It would seem the rumours about a second wave in the spread of COVID-19 this fall are not rumours at all. We’ve already seen a dramatic rise of cases in Toronto and elsewhere around the country and the world recently, and fall is just starting. There are various factors to blame: cooler weather, which the virus seems to like; the inevitable relaxation, brought on by partial reopening, of mitigation measures such as social distancing and avoiding large gatherings, with numerous instances of socially irresponsible behaviour across the board; and the Rubik’s Cube-attempt to reopen schools, which is just getting under way. Not to mention that flu season – which will give our health-care system a double whammy to contend with – is upon us.
It’s a hard lesson to learn, but this is likely to get worse before it gets better; we’re nowhere near the end but somewhere nearer the middle of the beginning, or (shudder) on the cusp of a new beginning of this pandemic. It’s easy to forget that the reason we were able to flatten the curve of infection in the first place is that we all made personal sacrifices during the lockdown period, and with the above-mentioned factors in play, now is not the time to relax those efforts, but to redouble them. We can’t do anything about cooler weather or the flu season, but we can wake up and continue to be careful and vigilant before we’re back to square one with another lockdown.

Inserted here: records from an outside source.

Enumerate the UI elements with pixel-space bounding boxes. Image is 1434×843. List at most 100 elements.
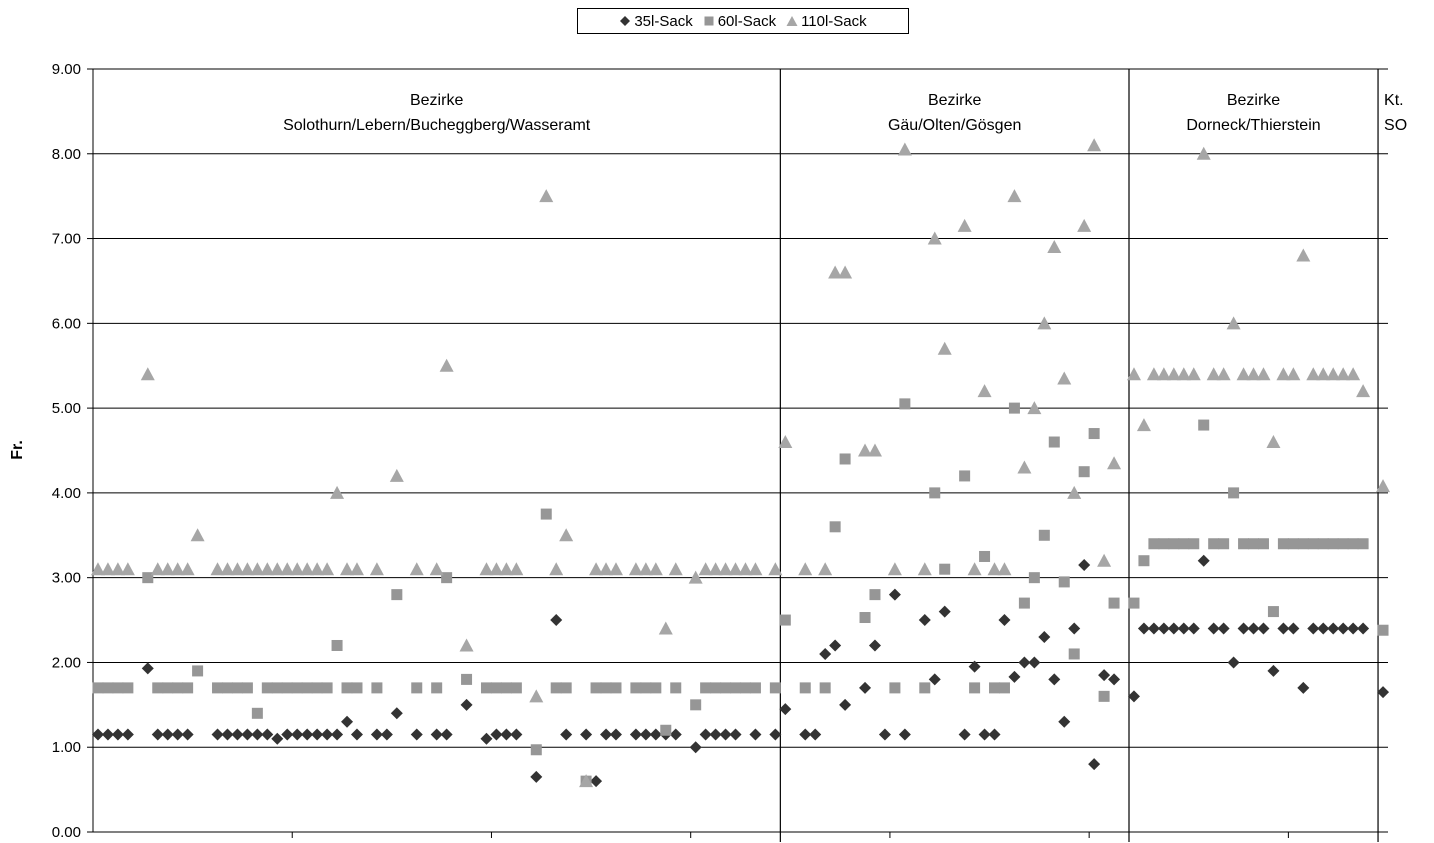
point-35l — [1207, 622, 1220, 635]
point-60l — [919, 682, 931, 694]
point-110l — [748, 562, 763, 576]
point-110l — [330, 485, 345, 499]
point-110l — [1376, 479, 1391, 493]
point-60l — [1257, 538, 1269, 550]
point-35l — [1317, 622, 1330, 635]
point-110l — [608, 562, 623, 576]
point-60l — [212, 682, 224, 694]
point-35l — [301, 728, 314, 741]
point-110l — [1266, 435, 1281, 449]
region-label-line1: Bezirke — [928, 92, 981, 109]
point-60l — [411, 682, 423, 694]
point-60l — [500, 682, 512, 694]
point-35l — [878, 728, 891, 741]
point-35l — [1137, 622, 1150, 635]
point-60l — [899, 398, 911, 410]
region-label-line2: Gäu/Olten/Gösgen — [888, 117, 1021, 134]
point-60l — [660, 724, 672, 736]
point-60l — [829, 521, 841, 533]
point-60l — [1327, 538, 1339, 550]
point-35l — [1058, 715, 1071, 728]
point-110l — [349, 562, 364, 576]
point-110l — [897, 142, 912, 156]
point-60l — [431, 682, 443, 694]
point-110l — [818, 562, 833, 576]
point-110l — [260, 562, 275, 576]
y-tick-label: 0.00 — [52, 824, 81, 841]
point-110l — [1236, 367, 1251, 381]
point-60l — [730, 682, 742, 694]
point-35l — [211, 728, 224, 741]
y-tick-label: 4.00 — [52, 485, 81, 502]
point-35l — [490, 728, 503, 741]
point-35l — [779, 703, 792, 716]
point-35l — [231, 728, 244, 741]
point-60l — [480, 682, 492, 694]
point-60l — [1317, 538, 1329, 550]
point-35l — [1377, 686, 1390, 699]
point-60l — [710, 682, 722, 694]
point-110l — [1316, 367, 1331, 381]
point-35l — [1108, 673, 1121, 686]
point-60l — [172, 682, 184, 694]
point-35l — [749, 728, 762, 741]
point-60l — [1377, 624, 1389, 636]
point-60l — [749, 682, 761, 694]
point-110l — [120, 562, 135, 576]
point-60l — [92, 682, 104, 694]
y-tick-label: 9.00 — [52, 61, 81, 78]
point-35l — [321, 728, 334, 741]
point-60l — [869, 589, 881, 601]
point-60l — [1287, 538, 1299, 550]
point-35l — [968, 660, 981, 673]
point-60l — [182, 682, 194, 694]
y-tick-label: 3.00 — [52, 570, 81, 587]
point-35l — [181, 728, 194, 741]
point-60l — [1198, 419, 1210, 431]
point-35l — [161, 728, 174, 741]
point-110l — [1037, 316, 1052, 330]
point-60l — [650, 682, 662, 694]
point-60l — [391, 589, 403, 601]
point-60l — [779, 614, 791, 626]
point-35l — [719, 728, 732, 741]
point-35l — [809, 728, 822, 741]
point-110l — [190, 528, 205, 542]
point-110l — [1356, 384, 1371, 398]
point-35l — [580, 728, 593, 741]
point-110l — [1286, 367, 1301, 381]
point-35l — [341, 715, 354, 728]
point-60l — [1228, 487, 1240, 499]
point-110l — [1126, 367, 1141, 381]
point-35l — [629, 728, 642, 741]
point-110l — [728, 562, 743, 576]
point-35l — [1187, 622, 1200, 635]
y-tick-label: 6.00 — [52, 315, 81, 332]
point-60l — [461, 673, 473, 685]
region-labels: Bezirke Solothurn/Lebern/Bucheggberg/Wass… — [283, 92, 1407, 134]
point-110l — [180, 562, 195, 576]
region-label-line2: Dorneck/Thierstein — [1186, 117, 1320, 134]
point-35l — [1277, 622, 1290, 635]
point-60l — [889, 682, 901, 694]
point-110l — [1047, 240, 1062, 254]
point-60l — [251, 707, 263, 719]
point-60l — [1058, 576, 1070, 588]
point-60l — [590, 682, 602, 694]
point-60l — [1208, 538, 1220, 550]
point-35l — [101, 728, 114, 741]
point-35l — [958, 728, 971, 741]
point-110l — [1256, 367, 1271, 381]
point-60l — [630, 682, 642, 694]
point-110l — [90, 562, 105, 576]
point-60l — [1068, 648, 1080, 660]
point-60l — [261, 682, 273, 694]
point-110l — [688, 570, 703, 584]
point-110l — [1107, 456, 1122, 470]
point-110l — [1146, 367, 1161, 381]
point-110l — [240, 562, 255, 576]
point-110l — [1017, 460, 1032, 474]
point-110l — [1156, 367, 1171, 381]
point-60l — [939, 563, 951, 575]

From the point of view of this column I’d like to address the delicate balancing act of reopening jazz, both in live venues such as Jazz Bistro and The Rex, and in the post-secondary schools which offer jazz programs. Both the Bistro and The Rex have partially reopened recently with social distancing measures in place, mostly having to do with a reduced capacity of both the size of audiences and bands. The Bistro is having live music Wednesday through Saturday with solo piano from 5 to 7, followed by duos and/or trios starting at 8pm with audience capacity limited to 50 people. The Rex spent the lockdown refurbishing its stage and began presenting live jazz again on September 3, also with a reduced crowd capacity. They’re going seven nights a week with trios starting at 5:30 and slightly larger bands at 9pm. I haven’t been yet, but I’m told they’ve installed a plexiglass barrier across the front of the bandstand, I suppose to protect customers from the blowing air of wind instruments. I’m not sure how this affects sound but the image conjures up chicken wire surrounding the stages of livelier country and western bars – think The Blues Brothers. Such are the realities of jazz, COVID-19 style.